Saturday, March 22, 2025

Public sector nurses petition Khama; they want to be allowed to venture into private practice

Public sector nurses have submitted a petition to President Ian Khama requesting to be allowed to venture into private practice. The petition was submitted by the Botswana Nurses Union (BONU) late last year.

The document titled “meeting between nurses and His Excellency the President of the Republic of Botswana” states that the nurses intend to share with the President their main concerns of nursing and midwifery care to the public and to make suggestions and recommendations on how to balance public employer and nurses’ expectations.

The union states that in many countries in the region and abroad, nurses have formed important partnerships in the health sector and made significant contribution in the care agenda.

The union observes that over the years, the awarding of private practice licenses for nurses and midwives has been a challenge.

This they said is a direct opposite to what obtains in other health professions.

“Upon realisation of gaps in the regulation of private practice for nurses and midwives, the Nursing and Midwifery Council of Botswana, in 2011, proposed an amendment of the Nursing and Midwifery Act, to incorporate private practice for nurses and midwives. To date the change has not been incorporated,” said BONU.

The union recommended that the proposed amendment of the Act to incorporate private practice for nurses and midwives be expedited to enable nurses to engage in private practice.

BONU suggested that private practice for nurses must be supported so that nurses can participate in public-private partnerships in the health care system and operate nurse homes, maternity centres and step-down or half-way homes to admit patients who do not require specialised medical services in hospital setting. This, they say can reduce current challenges such as congestion in public health facilities.

The Union also decried what it described as the diminishing of continuing professional education for nurses.
“The University of Botswana offers a bachelors degree completion program for registered nurses. However, their release from service and financial support to enrol into the program has diminished significantly,” said the union.

It states that advanced preparation at degree level and above enables a nurse to be well grounded in decision making for safer client care and to participate fully in health care deliberations in policy and decision making that improve practice.

“Furthermore, nurses work with highly qualified health care professionals, including medical specialists and other allied health professionals specialists. Nurses are expected to match up the level of expertise of these colleagues team players in the health care system,” the nurses further stated.

BONU recommended that they should be accorded chances to undertake higher degrees; institutes of Health Sciences should speedily be strengthened to offer degree courses.

While appreciating the merging of Primary Health Care Services from the Ministry of Local Government Under the Ministry of Health, BONU faulted the process saying it was “very sudden and lacked orientation plans for staff from hospitals and clinics such that they will be transferrable across all levels of health care service delivery.”

According to the union, a nurse who has worked in a health post for 10 years or more being transferred to a referral hospital unit has implications for public safety, the professionals (fitness to practice, frustrations, early retirement), litigation for government and declining quality care.

The union also called on Khama to ensure that the Ministry of Health develops a high quality task-shifting and tasks-sharing framework that will recognise the ever-expanding roles shifted to nurses and provide appropriate education and remuneration.
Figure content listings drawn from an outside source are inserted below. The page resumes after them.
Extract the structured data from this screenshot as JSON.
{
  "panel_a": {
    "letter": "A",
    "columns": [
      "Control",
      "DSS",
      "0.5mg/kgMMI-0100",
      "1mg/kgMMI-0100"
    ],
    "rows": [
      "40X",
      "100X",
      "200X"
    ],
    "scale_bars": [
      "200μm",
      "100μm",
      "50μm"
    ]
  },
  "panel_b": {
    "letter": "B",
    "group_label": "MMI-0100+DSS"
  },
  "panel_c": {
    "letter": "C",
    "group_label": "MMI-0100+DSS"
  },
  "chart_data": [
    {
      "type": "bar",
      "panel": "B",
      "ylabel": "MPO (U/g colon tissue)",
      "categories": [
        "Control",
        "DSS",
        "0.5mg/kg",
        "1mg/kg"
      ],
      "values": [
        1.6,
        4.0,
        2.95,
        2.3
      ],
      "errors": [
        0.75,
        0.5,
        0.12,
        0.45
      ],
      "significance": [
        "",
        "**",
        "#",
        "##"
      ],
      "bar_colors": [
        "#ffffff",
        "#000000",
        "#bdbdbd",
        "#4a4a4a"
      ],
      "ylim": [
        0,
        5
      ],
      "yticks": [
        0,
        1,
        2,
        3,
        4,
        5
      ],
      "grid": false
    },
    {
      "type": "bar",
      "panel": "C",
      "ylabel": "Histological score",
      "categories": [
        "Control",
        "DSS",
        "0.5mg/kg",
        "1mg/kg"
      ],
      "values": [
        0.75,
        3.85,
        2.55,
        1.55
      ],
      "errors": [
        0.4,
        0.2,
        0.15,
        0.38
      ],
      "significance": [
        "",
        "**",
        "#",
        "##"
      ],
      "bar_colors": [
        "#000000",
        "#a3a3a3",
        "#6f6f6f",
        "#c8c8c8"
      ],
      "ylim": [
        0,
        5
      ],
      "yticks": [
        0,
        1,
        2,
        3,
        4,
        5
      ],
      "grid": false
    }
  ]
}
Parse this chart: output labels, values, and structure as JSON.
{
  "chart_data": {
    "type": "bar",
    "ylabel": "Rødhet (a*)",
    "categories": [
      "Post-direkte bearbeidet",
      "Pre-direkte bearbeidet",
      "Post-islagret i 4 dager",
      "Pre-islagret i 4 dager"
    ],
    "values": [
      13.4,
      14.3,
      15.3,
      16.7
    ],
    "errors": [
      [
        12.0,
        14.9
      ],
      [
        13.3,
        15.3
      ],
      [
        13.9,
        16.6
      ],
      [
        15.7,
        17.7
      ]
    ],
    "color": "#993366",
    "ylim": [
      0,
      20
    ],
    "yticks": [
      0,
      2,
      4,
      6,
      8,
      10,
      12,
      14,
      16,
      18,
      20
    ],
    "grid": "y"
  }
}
The union also suggested to Khama that nurses should be compensated for rest; shift work, public holidays, on-call and weekends as they work on weekends, night shifts and public holidays and calls on rest periods which in other countries are compensated separately.

The union also demand that nurses should benefit from structures available in government with equal chance of progression to E scale and above like other civil servants.

There is need to speedily review security measures at health facilities, both human and electronic (CCTV) and access cards, the nurses said.